Tuesday, July 24, 2018

They were quite a jolly crowd inside

The Decline of the English Murder by George Orwell.
The next morning very early they turned me out of my cell to wash, gave me back my scarf, and took me out into the yard and put me in the Black Maria. Inside, the Black Maria was just like a French public lavatory, with a row of tiny locked compartments on either side, each just large enough to sit down in.
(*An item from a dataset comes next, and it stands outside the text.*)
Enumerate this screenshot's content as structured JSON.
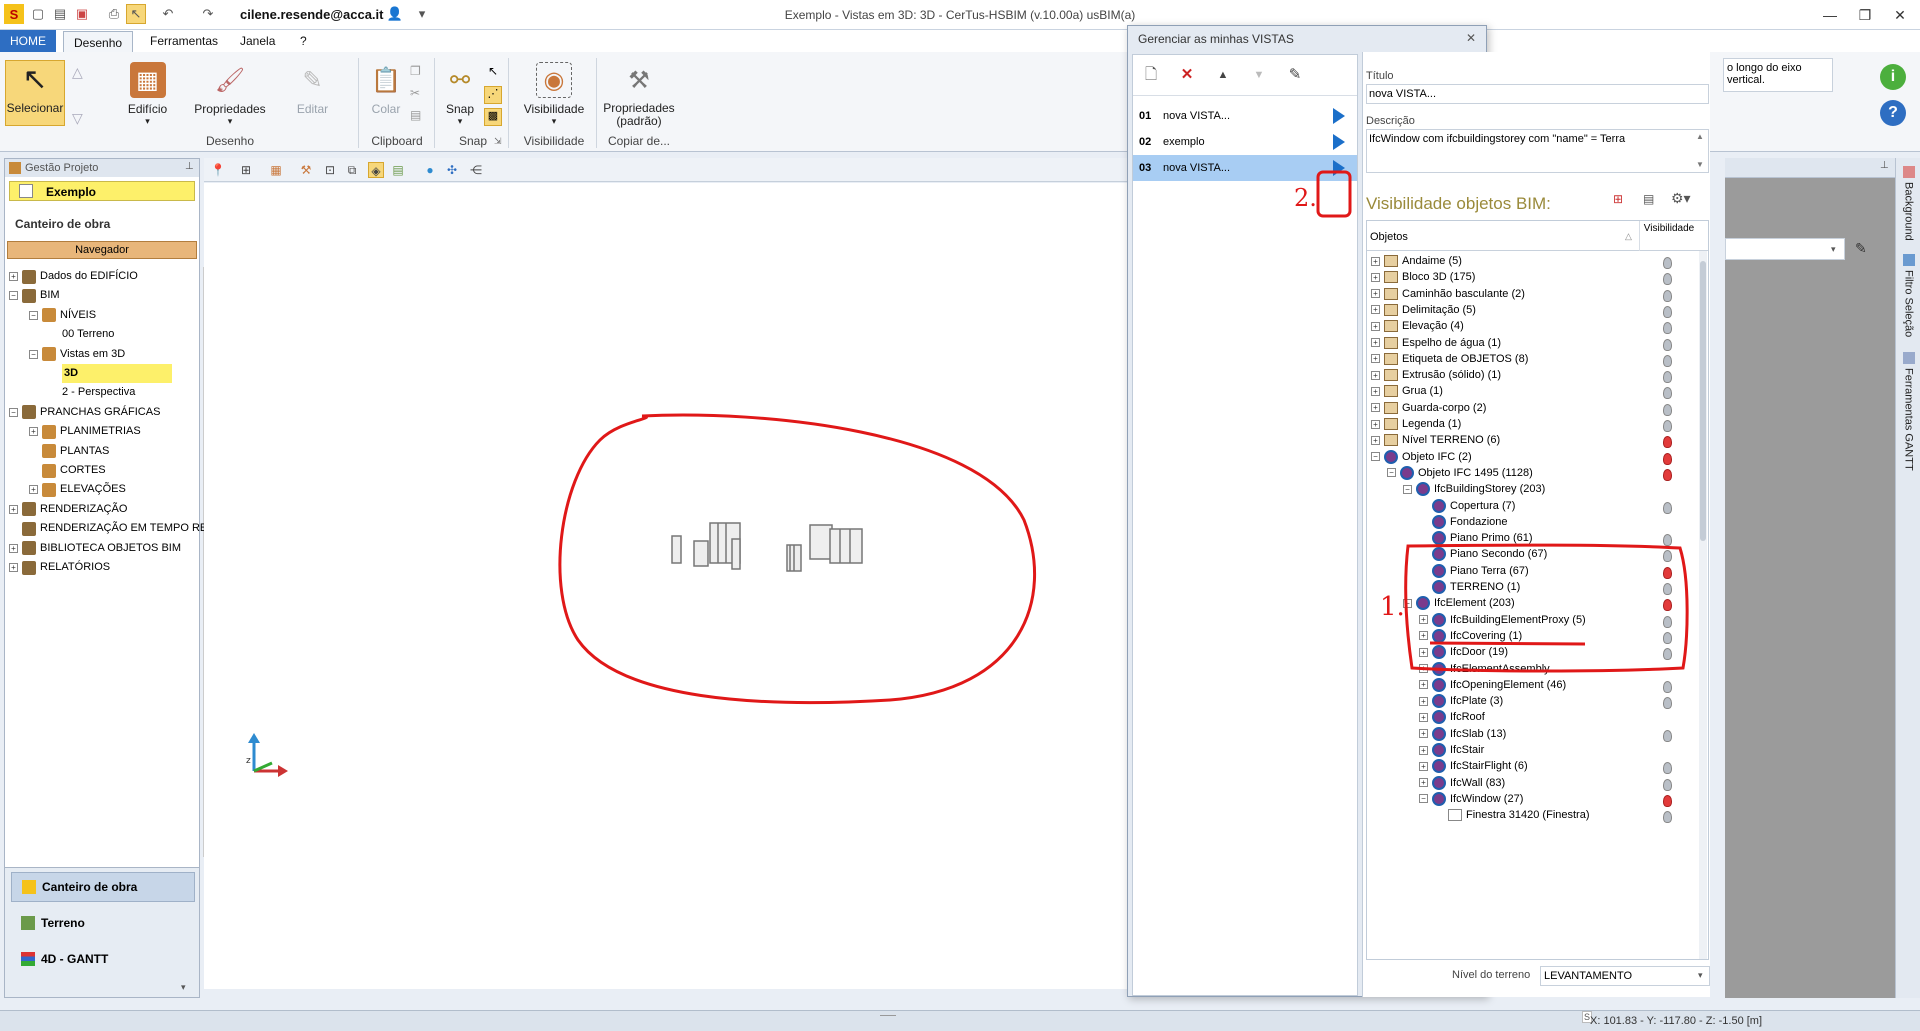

People had scrawled their names, offences and the lengths of their sentences all over the walls of my compartment; also, several times, variants on this couplet –
Detective Smith knows how to gee;
Tell him he’s a cunt from me.
(‘Gee’ in this context means to act as an agent provocateur.) We drove round to various stations picking up about ten prisoners in all, until the Black Maria was quite full. They were quite a jolly crowd inside. The compartment doors were open at the top, for ventilation, so that you could reach across, and somebody had managed to smuggle matches in, and we all had a smoke. Presently we began singing, and, as it was near Christmas sang several carols. We drove up to Old Street Police Court singing –
Adeste, fideles, laeti triumphantes,
Adeste, adeste ad Bethlehem, etc.
which seemed to me rather inappropriate.
Also known as the Christmas carol, O Come All Ye Faithful.
O come, all ye faithful, joyful and triumphant!
O come ye, O come ye to Bethlehem;
From Wikipedia:
"O Come, All Ye Faithful" (originally written in Latin as Adeste Fideles) is a Christmas carol that has been attributed to various authors, including John Francis Wade (1711–1786), John Reading (1645–1692) and King John IV of Portugal (1604–1656), with the earliest manuscript of the hymn bearing his name, located in the library of the Ducal Palace of Vila Viçosa.
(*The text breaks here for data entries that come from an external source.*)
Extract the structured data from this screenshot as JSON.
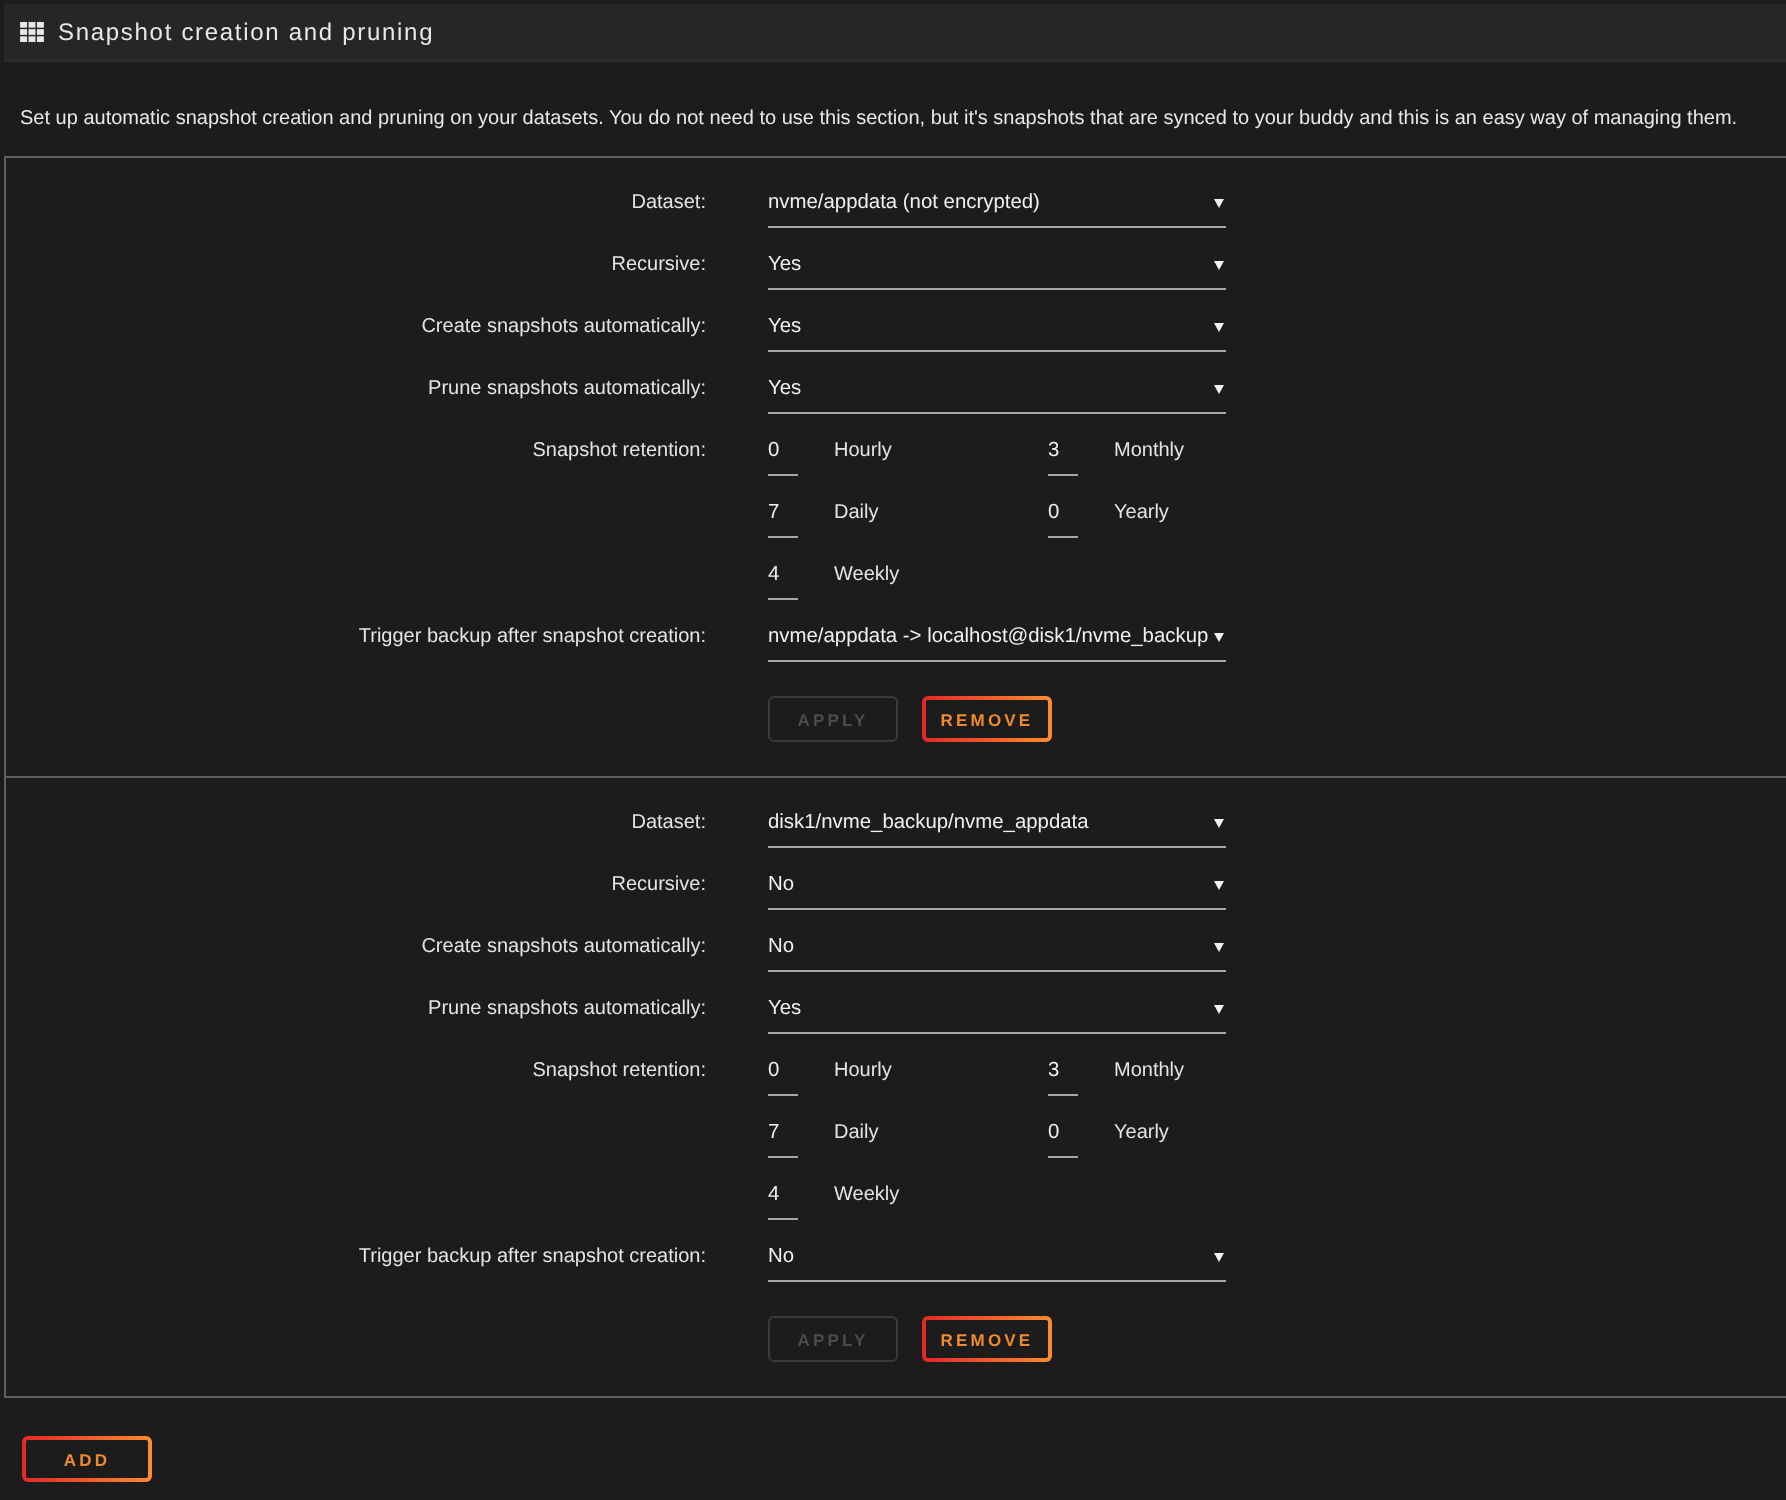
{
  "header": {
    "title": "Snapshot creation and pruning"
  },
  "description": "Set up automatic snapshot creation and pruning on your datasets. You do not need to use this section, but it's snapshots that are synced to your buddy and this is an easy way of managing them.",
  "configs": [
    {
      "rows": [
        {
          "kind": "select",
          "label": "Dataset:",
          "value": "nvme/appdata (not encrypted)"
        },
        {
          "kind": "select",
          "label": "Recursive:",
          "value": "Yes"
        },
        {
          "kind": "select",
          "label": "Create snapshots automatically:",
          "value": "Yes"
        },
        {
          "kind": "select",
          "label": "Prune snapshots automatically:",
          "value": "Yes"
        },
        {
          "kind": "retention",
          "label": "Snapshot retention:",
          "items": [
            {
              "value": "0",
              "unit": "Hourly"
            },
            {
              "value": "3",
              "unit": "Monthly"
            },
            {
              "value": "7",
              "unit": "Daily"
            },
            {
              "value": "0",
              "unit": "Yearly"
            },
            {
              "value": "4",
              "unit": "Weekly"
            }
          ]
        },
        {
          "kind": "select",
          "label": "Trigger backup after snapshot creation:",
          "value": "nvme/appdata -> localhost@disk1/nvme_backup"
        }
      ],
      "buttons": [
        {
          "label": "APPLY",
          "disabled": true
        },
        {
          "label": "REMOVE",
          "disabled": false
        }
      ]
    },
    {
      "rows": [
        {
          "kind": "select",
          "label": "Dataset:",
          "value": "disk1/nvme_backup/nvme_appdata"
        },
        {
          "kind": "select",
          "label": "Recursive:",
          "value": "No"
        },
        {
          "kind": "select",
          "label": "Create snapshots automatically:",
          "value": "No"
        },
        {
          "kind": "select",
          "label": "Prune snapshots automatically:",
          "value": "Yes"
        },
        {
          "kind": "retention",
          "label": "Snapshot retention:",
          "items": [
            {
              "value": "0",
              "unit": "Hourly"
            },
            {
              "value": "3",
              "unit": "Monthly"
            },
            {
              "value": "7",
              "unit": "Daily"
            },
            {
              "value": "0",
              "unit": "Yearly"
            },
            {
              "value": "4",
              "unit": "Weekly"
            }
          ]
        },
        {
          "kind": "select",
          "label": "Trigger backup after snapshot creation:",
          "value": "No"
        }
      ],
      "buttons": [
        {
          "label": "APPLY",
          "disabled": true
        },
        {
          "label": "REMOVE",
          "disabled": false
        }
      ]
    }
  ],
  "add_button": {
    "label": "ADD"
  }
}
The original four verses of the hymn were extended to a total of eight, and these have been translated into many languages. The English translation of "O Come, All Ye Faithful" by the English Catholic priest Frederick Oakeley, written in 1841, is widespread in most English speaking countries.[2][4] The present harmonisation is from the English Hymnal (1906).

An original manuscript of the oldest known version, dating from 1751, is held by Stonyhurst College in Lancashire.